Longest palindromes

Question

I've been tasked to solve this exercise lately, and this is what I wrote:

object Main {
    def isSubstringPalindrome(inp: String)(start: Int, end: Int): Boolean =
        (start.compareTo(end), inp(start)==inp(end)) match {
        case (0, _) => true
        case (1, _) => true
        case (-1, true) => isSubstringPalindrome(inp)(start+1, end-1)
        case _ => false
    }

    def vecToPair[T](vec: IndexedSeq[T]): (T, T) = vec match {
        case Vector(a, b) => (a, b)
    }

    def isContained(slice1: (Int, Int))(slice2: (Int, Int)): Boolean = (slice1, slice2) match{
        case ((x, y), (w, z)) => x > w && y < z
    }

    def palindromes(inp: String): Seq[(Int, Int)] = {
        val isPalindrome: ((Int, Int)) => Boolean = (isSubstringPalindrome(inp)_).tupled
        val palindromeIndexes = inp.zipWithIndex
            .groupBy(_._1).values // group by char
            .map(_.map(_._2)).filter(_.length > 1) // retain sequence of indexes
            .flatMap(_.combinations(2).map(vecToPair))
            .filter(isPalindrome).toSeq
            .sortBy{case (start, end)=> -(end+1-start)}
        palindromeIndexes.filter(slice => ! palindromeIndexes.exists(isContained(slice)_))
    }

    def main(args: Array[String]) = {
        val inp = if (args.isEmpty) "sqrrqabccbatudefggfedvwhijkllkjihxymnnmzpop" else args(0)
        palindromes(inp).take(3)
            .map{case (start, end) => (inp.slice(start, end+1), start, end+1-start)}.foreach{
            case (str, start, length) => println(s"Text: $str, Index: $start, Length: $length")
        }
    }
}

I tried to care about conciseness and good functional style, tests/TDD wasn't supposedly a focus for this, and my algorithm should already be better than a naive \$ O \left( n^3 \right) \$ (the worst case of the string composed of the same letter all over is still pretty bad, though).
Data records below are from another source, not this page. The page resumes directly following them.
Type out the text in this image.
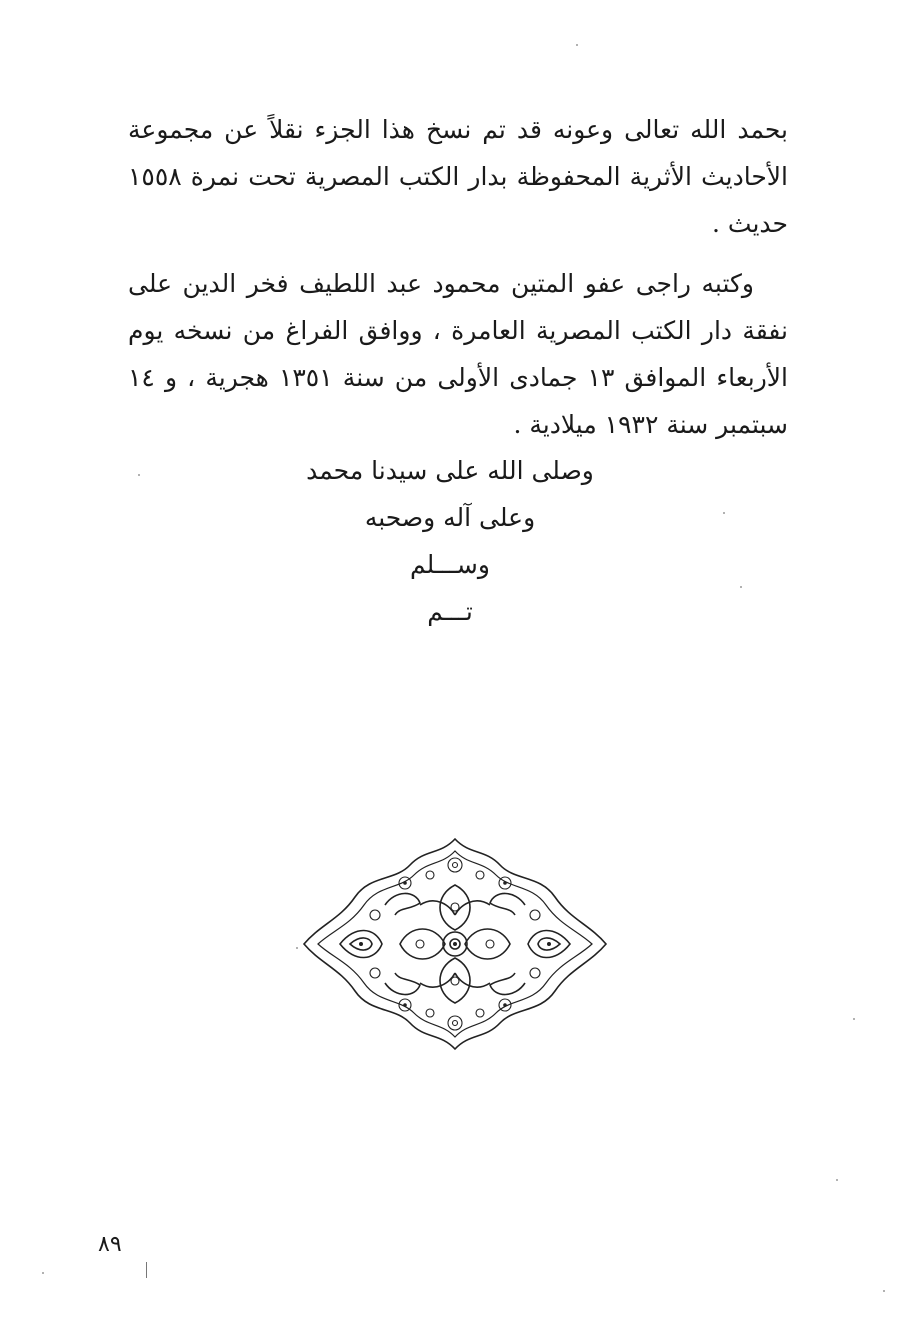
بحمد الله تعالى وعونه قد تم نسخ هذا الجزء نقلاً عن مجموعة الأحاديث الأثرية المحفوظة بدار الكتب المصرية تحت نمرة ١٥٥٨ حديث .

وكتبه راجى عفو المتين محمود عبد اللطيف فخر الدين على نفقة دار الكتب المصرية العامرة ، ووافق الفراغ من نسخه يوم الأربعاء الموافق ١٣ جمادى الأولى من سنة ١٣٥١ هجرية ، و ١٤ سبتمبر سنة ١٩٣٢ ميلادية .

وصلى الله على سيدنا محمد
وعلى آله وصحبه
وســـلم
تـــم
٨٩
The partially applied isSubstringPalindrome also avoids to wastefully reallocate substrings, and only needs the indexes to work upon.

If performance is a concern, isSubstringPalindrome can be trivially memoized, which should trade off memory for faster execution on very large strings.

With this taken care of, I've been told:

the solution should be correct, reliable, maintainable, reusable, portable and efficient.

My solution is obviously not ideal: I could've added some scaladoc to explain the code. Another trivial improvement could've been to factorize out end+1-start into a length function... that way I could've written something like .sortBy(length).reverse or .sortBy(-length(_)).

Also, it would've been nicer if .compareTo in Scala would return a data Ordering = LT | EQ | GT just like in Haskell: that way isSubstringPalindrome would be more explicitly/guarantee in the fact that it's handling all cases: (string not fully checked for palindromeness yet: start < end, odd length palindrome: start==end, even length palindrome: end < start)... but this is not really a shortcoming of my code.

Anyhow, given the algorithm, I think that the code itself is somewhat readable and clean. Functions of only 2/3 statements each, no temporal coupling, etc.

That said, it wasn't appreciated. My suspicion is that they expected some classes to be defined, and gain some insight on my data modeling thought process. If that's so, I'm a bit disappointed, because a test that asks to solve a principally algorithmic problem wouldn't/shouldn't naturally lead to define/create your own data types (anything already available in the stdlib should be enough)... something more real world might've been more appropriate.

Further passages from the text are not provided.